The CFPB filed a joint motion seeking to vacate the settlement it extracted from Townstone Financial, a small Midwest mortgage company with about 10 employees, after what the agency now characterizes as a seven-year "harassment saga." The Bureau is seeking to return an unspecified six-figure penalty that Townstone was forced to pay as part of the original settlement.

According to the CFPB's current leadership, the original investigation was triggered not by consumer complaints but by a "redlining screen" that flagged 22,000 companies based on statistical disparities. Townstone was allegedly targeted because it was a small firm that operated a radio show touching on political topics, making it "easy for the CFPB to bully," the agency said. The purported discrimination was based on a "shortfall" of just 31 applications from "majority-minority" areas out of 876 total applications over three years.

The Bureau claims its previous leadership used "audio mining software" to analyze Townstone's radio content, identifying 16 minutes out of nearly 79 hours that were deemed "disconcerting" for discussing local crime, political issues around freedom of speech, and supporting law enforcement. Acting Director Vought characterized this as "regulation-by-enforcement" that trampled First Amendment rights, stating the agency "abused its power, used radical 'equity' arguments to tag Townstone as racist with zero evidence."

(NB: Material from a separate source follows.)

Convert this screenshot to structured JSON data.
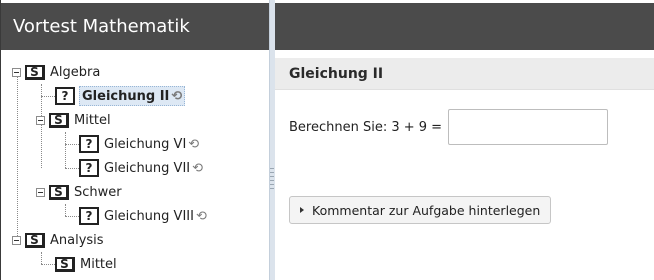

The case appears to reflect broader tensions over the CFPB's fair lending enforcement approach under different administrations. Internal CFPB memos allegedly showed the agency could have penalized Townstone up to $28,906 per day for four years, totaling over $42 million for alleged civil rights violations. The current leadership described this as using "novel regulation-by-enforcement to trample on decades of First Amendment jurisprudence."

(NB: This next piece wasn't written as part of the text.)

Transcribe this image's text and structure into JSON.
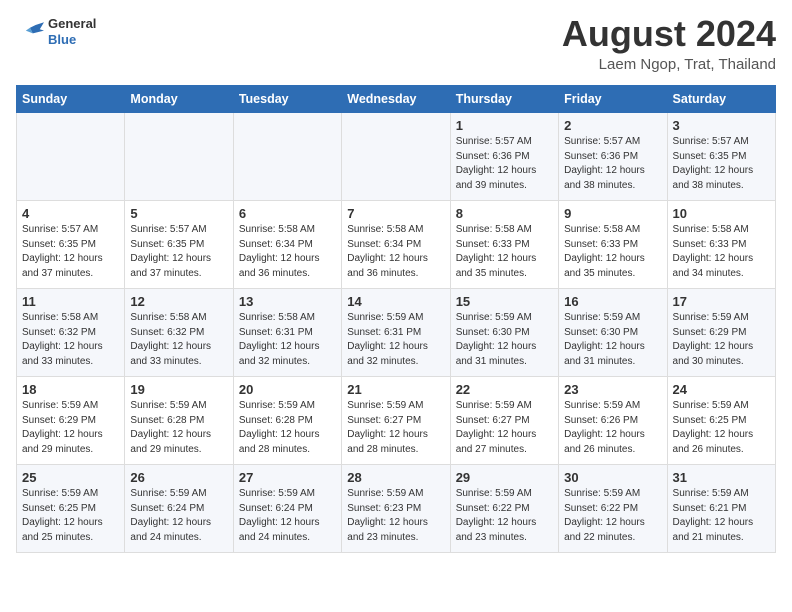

"CFPB abused its power, used radical 'equity' arguments to tag Townstone as racist with zero evidence, and spent years persecuting and extorting them – all to further the goal of mandating DEI in lending via their regulation by enforcement tactics," said Acting Director Russ Vought. Senior Advisor Dan Bishop added that "this was a flagrant misuse of government resources to destroy a small business that did nothing wrong."

The CFPB filed supporting documents including a Rule 60(b) motion for relief from judgment and a memorandum in support of vacating the stipulated final judgment. The agency cited a survey of black respondents conducted for Townstone that found no one took offense to the radio content, with one respondent calling Townstone's crime-related comments "reliable and helpful."

The motion to vacate represents an unusual reversal for a federal agency seeking to undo its own enforcement action. The case highlights ongoing debates over fair lending enforcement methodologies and the extent to which agencies can consider statistical disparities as evidence of discrimination without direct evidence of discriminatory intent or consumer harm.